Arquitecturas Bis
- Editor-in-chief: Rosa Regàs
- Categories: Architecture magazine
- Frequency: Bimonthly
- Publisher: La Gaya Ciencia
- Founder: Rosa Regàs Oriol Bohigas Enric Satué
- Founded: 1974
- Final issue: 1985
- Country: Spain
- Based in: Barcelona
- Language: Spanish
- ISSN: 0213-1692

= Arquitecturas Bis =

Architecture magazine in Spain (1974–1985)

Arquitecturas Bis was a Spanish bimonthly architecture magazine which was published in Barcelona, Spain, between 1974 and 1985. Its subtitle was información gráfica de actualidad (Spanish: current graphic information).

==History and profile==
Arquitecturas Bis was launched in Barcelona in 1974. The founders were writer Rosa Regàs, architect Oriol Bohigas and graphic designer Enric Satué. Regàs also served as the editor-in-chief and was the owner of La Gaya Ciencia, the publisher of the magazine. Arquitecturas Bis appeared on a bimonthly basis and had a layout of 230x395 mm.
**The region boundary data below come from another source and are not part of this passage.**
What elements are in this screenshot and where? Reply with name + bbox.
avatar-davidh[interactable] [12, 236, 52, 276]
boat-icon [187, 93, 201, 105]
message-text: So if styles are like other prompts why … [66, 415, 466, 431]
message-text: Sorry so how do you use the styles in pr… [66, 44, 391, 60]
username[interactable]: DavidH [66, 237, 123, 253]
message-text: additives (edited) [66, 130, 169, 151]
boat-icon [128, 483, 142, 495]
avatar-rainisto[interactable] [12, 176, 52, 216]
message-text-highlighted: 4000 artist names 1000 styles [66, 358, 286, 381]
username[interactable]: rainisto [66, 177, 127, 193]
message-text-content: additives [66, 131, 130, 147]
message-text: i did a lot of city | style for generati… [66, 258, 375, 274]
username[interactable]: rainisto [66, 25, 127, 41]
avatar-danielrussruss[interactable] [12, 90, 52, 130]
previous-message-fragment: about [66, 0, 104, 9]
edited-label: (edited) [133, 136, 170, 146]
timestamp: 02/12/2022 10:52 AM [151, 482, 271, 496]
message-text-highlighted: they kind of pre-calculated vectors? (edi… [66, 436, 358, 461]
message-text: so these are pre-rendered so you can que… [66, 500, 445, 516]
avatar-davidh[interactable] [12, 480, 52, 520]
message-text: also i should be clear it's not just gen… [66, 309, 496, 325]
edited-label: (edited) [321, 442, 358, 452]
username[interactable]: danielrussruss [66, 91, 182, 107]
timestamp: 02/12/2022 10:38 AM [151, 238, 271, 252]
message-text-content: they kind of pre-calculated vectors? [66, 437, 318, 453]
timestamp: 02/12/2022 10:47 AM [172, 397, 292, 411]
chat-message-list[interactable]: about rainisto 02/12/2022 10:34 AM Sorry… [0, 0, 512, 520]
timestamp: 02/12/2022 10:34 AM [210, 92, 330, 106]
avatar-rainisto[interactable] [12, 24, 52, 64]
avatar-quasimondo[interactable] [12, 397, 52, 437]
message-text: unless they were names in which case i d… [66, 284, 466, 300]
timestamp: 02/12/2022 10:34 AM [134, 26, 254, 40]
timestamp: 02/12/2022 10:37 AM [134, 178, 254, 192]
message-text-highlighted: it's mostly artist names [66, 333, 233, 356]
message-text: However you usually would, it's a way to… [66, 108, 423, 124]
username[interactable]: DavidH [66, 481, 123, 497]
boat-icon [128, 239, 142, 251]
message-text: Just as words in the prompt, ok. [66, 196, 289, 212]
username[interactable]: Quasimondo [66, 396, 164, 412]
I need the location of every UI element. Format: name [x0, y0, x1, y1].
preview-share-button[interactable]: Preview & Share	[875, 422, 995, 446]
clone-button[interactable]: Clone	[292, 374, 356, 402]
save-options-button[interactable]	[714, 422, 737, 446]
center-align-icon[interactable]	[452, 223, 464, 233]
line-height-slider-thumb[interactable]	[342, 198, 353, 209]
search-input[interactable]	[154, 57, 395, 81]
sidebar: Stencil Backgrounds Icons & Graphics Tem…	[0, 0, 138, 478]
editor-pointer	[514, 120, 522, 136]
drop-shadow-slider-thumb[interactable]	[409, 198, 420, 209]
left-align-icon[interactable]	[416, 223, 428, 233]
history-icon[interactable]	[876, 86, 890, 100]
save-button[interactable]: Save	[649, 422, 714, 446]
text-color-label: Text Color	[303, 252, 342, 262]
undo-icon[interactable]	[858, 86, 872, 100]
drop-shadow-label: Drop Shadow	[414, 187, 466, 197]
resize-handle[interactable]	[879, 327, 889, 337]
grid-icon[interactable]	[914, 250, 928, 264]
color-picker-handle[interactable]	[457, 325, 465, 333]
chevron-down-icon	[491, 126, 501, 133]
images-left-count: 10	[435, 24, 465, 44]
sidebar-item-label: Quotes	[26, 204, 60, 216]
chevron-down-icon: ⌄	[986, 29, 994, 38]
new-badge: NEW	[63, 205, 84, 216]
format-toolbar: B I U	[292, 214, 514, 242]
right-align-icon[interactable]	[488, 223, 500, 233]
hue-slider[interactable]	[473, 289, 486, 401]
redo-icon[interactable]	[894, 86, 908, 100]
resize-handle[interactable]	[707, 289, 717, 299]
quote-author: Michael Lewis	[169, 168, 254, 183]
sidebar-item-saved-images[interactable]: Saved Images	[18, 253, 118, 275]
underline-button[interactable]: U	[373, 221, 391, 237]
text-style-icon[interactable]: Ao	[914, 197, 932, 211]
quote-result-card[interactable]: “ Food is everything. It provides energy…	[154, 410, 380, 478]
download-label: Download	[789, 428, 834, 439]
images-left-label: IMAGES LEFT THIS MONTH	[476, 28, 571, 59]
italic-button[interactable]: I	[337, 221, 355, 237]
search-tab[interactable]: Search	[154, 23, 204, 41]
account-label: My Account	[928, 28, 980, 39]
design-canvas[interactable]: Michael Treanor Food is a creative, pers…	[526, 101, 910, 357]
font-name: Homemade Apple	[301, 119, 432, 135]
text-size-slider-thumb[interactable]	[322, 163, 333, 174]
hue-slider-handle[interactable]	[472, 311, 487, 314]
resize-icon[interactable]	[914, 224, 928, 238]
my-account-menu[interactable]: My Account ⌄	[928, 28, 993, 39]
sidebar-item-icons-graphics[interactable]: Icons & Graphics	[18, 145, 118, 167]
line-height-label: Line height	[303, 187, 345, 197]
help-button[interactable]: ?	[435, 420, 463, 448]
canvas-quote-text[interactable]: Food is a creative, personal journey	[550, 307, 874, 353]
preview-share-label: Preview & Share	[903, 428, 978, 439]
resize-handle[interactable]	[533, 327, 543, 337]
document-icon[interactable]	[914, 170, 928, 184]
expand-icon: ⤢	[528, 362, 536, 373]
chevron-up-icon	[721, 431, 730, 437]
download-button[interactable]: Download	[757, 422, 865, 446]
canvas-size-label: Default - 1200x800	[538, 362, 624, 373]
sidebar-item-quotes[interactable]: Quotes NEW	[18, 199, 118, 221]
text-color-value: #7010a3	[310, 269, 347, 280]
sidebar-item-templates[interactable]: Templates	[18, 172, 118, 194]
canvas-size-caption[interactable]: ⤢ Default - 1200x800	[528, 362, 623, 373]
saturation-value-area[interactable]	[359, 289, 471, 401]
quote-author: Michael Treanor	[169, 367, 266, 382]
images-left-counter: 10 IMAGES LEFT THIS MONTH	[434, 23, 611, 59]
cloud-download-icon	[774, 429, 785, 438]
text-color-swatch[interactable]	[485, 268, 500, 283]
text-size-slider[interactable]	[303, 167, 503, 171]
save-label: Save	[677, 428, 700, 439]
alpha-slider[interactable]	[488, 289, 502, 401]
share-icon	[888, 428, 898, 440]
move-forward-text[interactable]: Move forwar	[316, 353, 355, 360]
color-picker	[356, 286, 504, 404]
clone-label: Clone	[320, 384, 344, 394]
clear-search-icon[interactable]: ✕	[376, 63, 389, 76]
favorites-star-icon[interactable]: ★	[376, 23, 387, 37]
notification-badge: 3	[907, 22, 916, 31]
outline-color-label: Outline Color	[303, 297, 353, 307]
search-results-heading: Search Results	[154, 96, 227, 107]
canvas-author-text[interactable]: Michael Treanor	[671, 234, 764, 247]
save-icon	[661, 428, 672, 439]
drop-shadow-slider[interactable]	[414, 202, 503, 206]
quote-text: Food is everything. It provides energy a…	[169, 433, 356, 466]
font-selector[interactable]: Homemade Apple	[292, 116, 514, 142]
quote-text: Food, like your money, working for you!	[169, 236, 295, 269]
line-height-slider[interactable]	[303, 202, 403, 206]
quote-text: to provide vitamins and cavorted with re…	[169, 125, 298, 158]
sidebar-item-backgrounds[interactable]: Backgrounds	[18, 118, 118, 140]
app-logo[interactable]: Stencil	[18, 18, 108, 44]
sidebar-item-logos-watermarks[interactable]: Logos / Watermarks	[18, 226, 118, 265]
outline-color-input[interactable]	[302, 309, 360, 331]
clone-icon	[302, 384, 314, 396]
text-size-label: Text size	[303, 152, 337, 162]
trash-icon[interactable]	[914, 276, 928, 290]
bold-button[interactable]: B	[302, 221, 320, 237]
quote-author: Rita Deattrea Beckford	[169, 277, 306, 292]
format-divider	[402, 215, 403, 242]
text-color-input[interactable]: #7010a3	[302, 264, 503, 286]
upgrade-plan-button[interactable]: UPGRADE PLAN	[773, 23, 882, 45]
The magazine editors were mostly Catalans who included Federico Correa, Lluís Domènech, Rafael Moneo, Helio Piñón, Manuel de Solà-Morales and Tomás Llorens. Luis Peña Ganchegui later became a member of the editorial board. In 1977 Fernando Villavecchia began to work for the magazine as the secretary of the editorial board. It contained news, notes, theoretical writings, historical essays, criticism and books reviews. Arquitecturas Bis focused on architecture-related topics, but also featured articles dealing with the question of aesthetic in a critical manner.

The magazine collaborated with Oppositions, a New York-based architecture magazine. The same writers published articles in both titles which frequently cited each other.

The magazine folded in 1985 after producing a total of 32 single and 10 doubles issues.